Judicial Watch Challenges Congress’ Claim To Be A Small Business
A conservative non-profit watchdog group is challenging what it views as the fraudulent registration of Congress as a small business in the District of Columbia’s Obamacare health insurance exchange.
Being considered a small business makes it possible for the exchange to give D.C. tax dollars to Congress to help pay for health insurance under Obamacare for members of Congress and their staff.
Judicial Watch announced its action with the District of Columbia Court of Appeals Monday in challenging the D.C. Health Benefit Exchange’s use of local tax dollars in an effort designed to allow more than 12,000 members of Congress, staffers and their dependents to participate in the Small Business Exchange.
That figure represents approximately 86 percent of the 14,289 people enrolled in the district’s Small Business Exchange between Oct. 1 2013 and Sept. 9, 2014, according to Judicial Watch.
“It is an abuse of district taxpayers to use D.C. funds to subsidize illegal health insurance for Congress,” said Judicial Watch President Tom Fitton. “It is unlawful and unethical for district officials to use local dollars to participate in Congress’s Obamacare fraud.”
The lawsuit “seeks to prevent at least $77 million in District funds from being used to help Congress violate the restrictions imposed on it by the Obamacare law,” a Judicial Watch statement said.
“Since November 2013, the Exchange Authority has allowed the U.S. House of Representatives … and the U.S. Senate … to use the Small Business Exchange to provide health insurance to some (but not all) congressional employees, including members of Congress and these employees’ spouses and dependents,” Judicial Watch’s appeal said.

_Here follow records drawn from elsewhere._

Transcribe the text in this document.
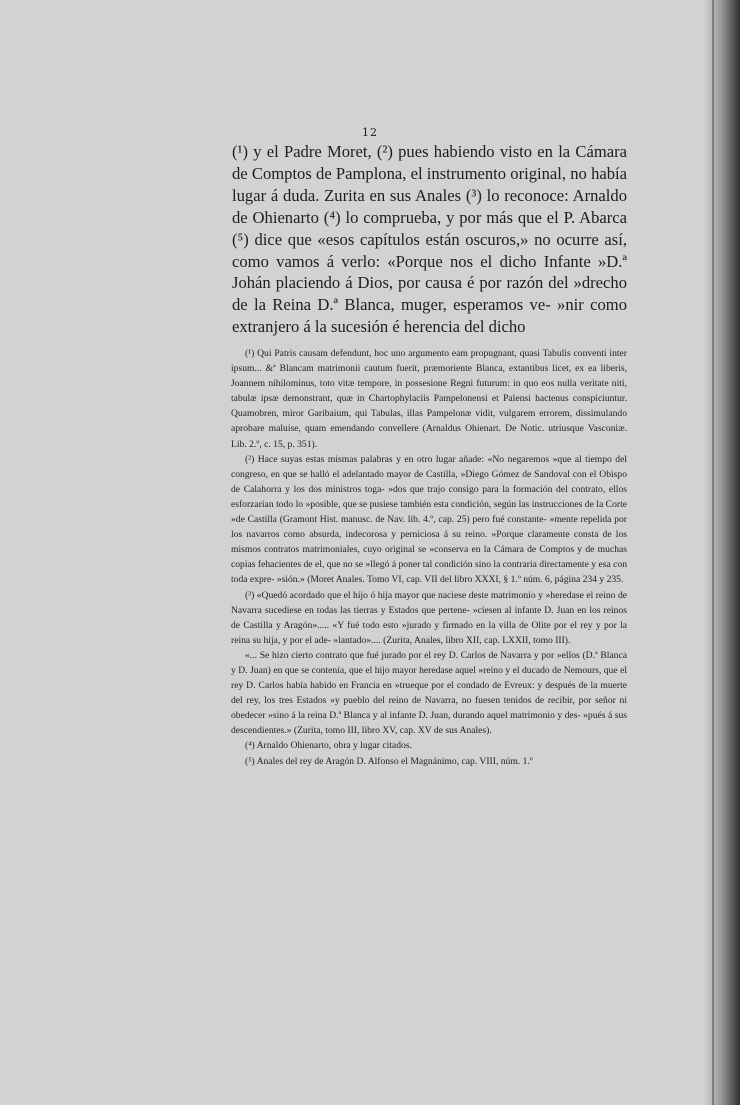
12

(¹) y el Padre Moret, (²) pues habiendo visto en la Cámara de Comptos de Pamplona, el instrumento original, no había lugar á duda. Zurita en sus Anales (³) lo reconoce: Arnaldo de Ohienarto (⁴) lo comprueba, y por más que el P. Abarca (⁵) dice que «esos capítulos están oscuros,» no ocurre así, como vamos á verlo: «Porque nos el dicho Infante »D.ª Johán placiendo á Dios, por causa é por razón del »drecho de la Reina D.ª Blanca, muger, esperamos ve- »nir como extranjero á la sucesión é herencia del dicho

(¹) Qui Patris causam defendunt, hoc uno argumento eam propugnant, quasi Tabulis conventi inter ipsum... &ª Blancam matrimonii cautum fuerit, præmoriente Blanca, extantibus licet, ex ea liberis, Joannem nihilominus, toto vitæ tempore, in possesione Regni futurum: in quo eos nulla veritate niti, tabulæ ipsæ demonstrant, quæ in Chartophylaciis Pampelonensi et Palensi hactenus conspiciuntur. Quamobren, miror Garibaium, qui Tabulas, illas Pampelonæ vidit, vulgarem errorem, dissimulando aprobare maluise, quam emendando convellere (Arnaldus Ohienart. De Notic. utriusque Vasconiæ. Lib. 2.º, c. 15, p. 351).

(²) Hace suyas estas mismas palabras y en otro lugar añade: «No negaremos »que al tiempo del congreso, en que se halló el adelantado mayor de Castilla, »Diego Gómez de Sandoval con el Obispo de Calahorra y los dos ministros toga- »dos que trajo consigo para la formación del contrato, ellos esforzarían todo lo »posible, que se pusiese también esta condición, según las instrucciones de la Corte »de Castilla (Gramont Hist. manusc. de Nav. lib. 4.º, cap. 25) pero fué constante- »mente repelida por los navarros como absurda, indecorosa y perniciosa á su reino. »Porque claramente consta de los mismos contratos matrimoniales, cuyo original se »conserva en la Cámara de Comptos y de muchas copias fehacientes de el, que no se »llegó á poner tal condición sino la contraria directamente y esa con toda expre- »sión.» (Moret Anales. Tomo VI, cap. VII del libro XXXI, § 1.º núm. 6, página 234 y 235.

(³) «Quedó acordado que el hijo ó hija mayor que naciese deste matrimonio y »heredase el reino de Navarra sucediese en todas las tierras y Estados que pertene- »cíesen al infante D. Juan en los reinos de Castilla y Aragón»..... «Y fué todo esto »jurado y firmado en la villa de Olite por el rey y por la reina su hija, y por el ade- »lantado».... (Zurita, Anales, libro XII, cap. LXXII, tomo III).

«... Se hizo cierto contrato que fué jurado por el rey D. Carlos de Navarra y por »ellos (D.ª Blanca y D. Juan) en que se contenía, que el hijo mayor heredase aquel »reino y el ducado de Nemours, que el rey D. Carlos había habido en Francia en »trueque por el condado de Evreux: y después de la muerte del rey, los tres Estados »y pueblo del reino de Navarra, no fuesen tenidos de recibir, por señor ni obedecer »sino á la reina D.ª Blanca y al infante D. Juan, durando aquel matrimonio y des- »pués á sus descendientes.» (Zurita, tomo III, libro XV, cap. XV de sus Anales).

(⁴) Arnaldo Ohienarto, obra y lugar citados.

(⁵) Anales del rey de Aragón D. Alfonso el Magnánimo, cap. VIII, núm. 1.º
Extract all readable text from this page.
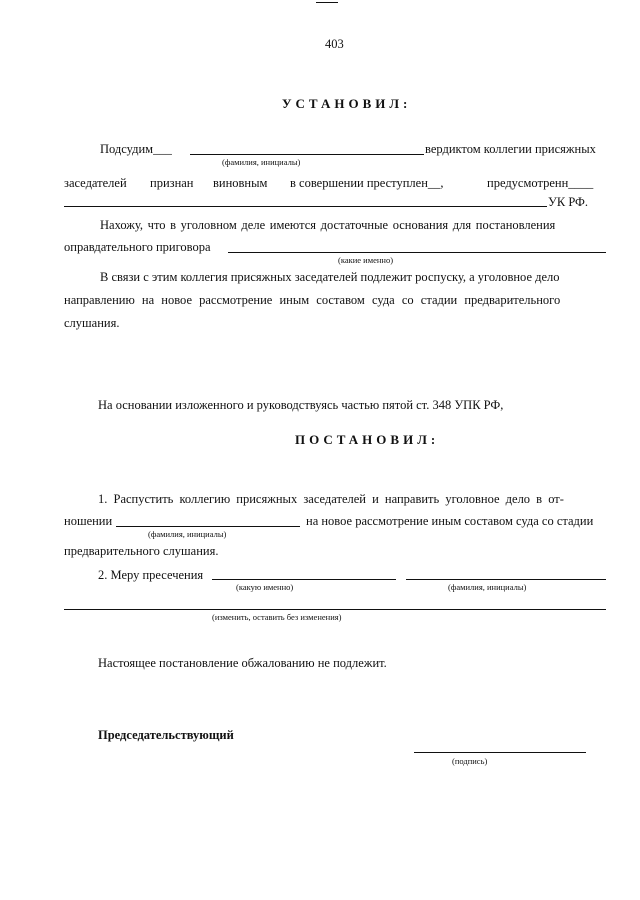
403
УСТАНОВИЛ:
Подсудим___	вердиктом коллегии присяжных
(фамилия, инициалы)
заседателей признан виновным в совершении преступлен__,	предусмотренн____
УК РФ.
Нахожу, что в уголовном деле имеются достаточные основания для постановления
оправдательного приговора
(какие именно)
В связи с этим коллегия присяжных заседателей подлежит роспуску, а уголовное дело
направлению на новое рассмотрение иным составом суда со стадии предварительного
слушания.
На основании изложенного и руководствуясь частью пятой ст. 348 УПК РФ,
ПОСТАНОВИЛ:
1. Распустить коллегию присяжных заседателей и направить уголовное дело в от-
ношении	на новое рассмотрение иным составом суда со стадии
(фамилия, инициалы)
предварительного слушания.
2. Меру пресечения
(какую именно)	(фамилия, инициалы)
(изменить, оставить без изменения)
Настоящее постановление обжалованию не подлежит.
Председательствующий
(подпись)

“At all relevant times, defendants have known that the House and the Senate were participating in the Small Business Exchange to provide health insurance to some (but not all) congressional employees.”
The original lawsuit was filed Oct. 15, 2014 on behalf of D.C. resident Kirby Vining. A lower court dismissed the case on Feb. 25 after the D.C. government argued that the U.S. Office of Personnel Management could override city law, which doesn’t allow Congress to obtain benefits on the exchange
“Congress authored the law and is going to rather questionable lengths to avoid compliance with the law it drafted,” Vining said.
Washington’s law only allows small business with 50 or fewer full-time employees to participate in the exchange.
Judicial Watch exposed that the House and the Senate applications for the exchange claimed that each chamber only had 45 staff each, though Congress employs around 20,000 people. The applications also listed the legislative branch as “local/state governments.”
The names of the applications’ signatories were blacked out.
Also, Republican Sen. David Vitter introduced a bill in July that would require the president, vice president, members of Congress, and political appointees to purchase health insurance through an exchange without a federal subsidy. Vitter’s legislation followed his investigation into Congress’ registration as a small business.
Similarly, the Council for Citizens Against Government Waste filed a complaint with the Senate Ethics Committee in June that was signed by Judicial Watch and eight other watchdog groups.
CCAGW and 15 more conservative groups also asked House Committee on Oversight and Government Reform Chairman Republican Jason Chaffetz in a June 15 letter to investigate Congress’ applications.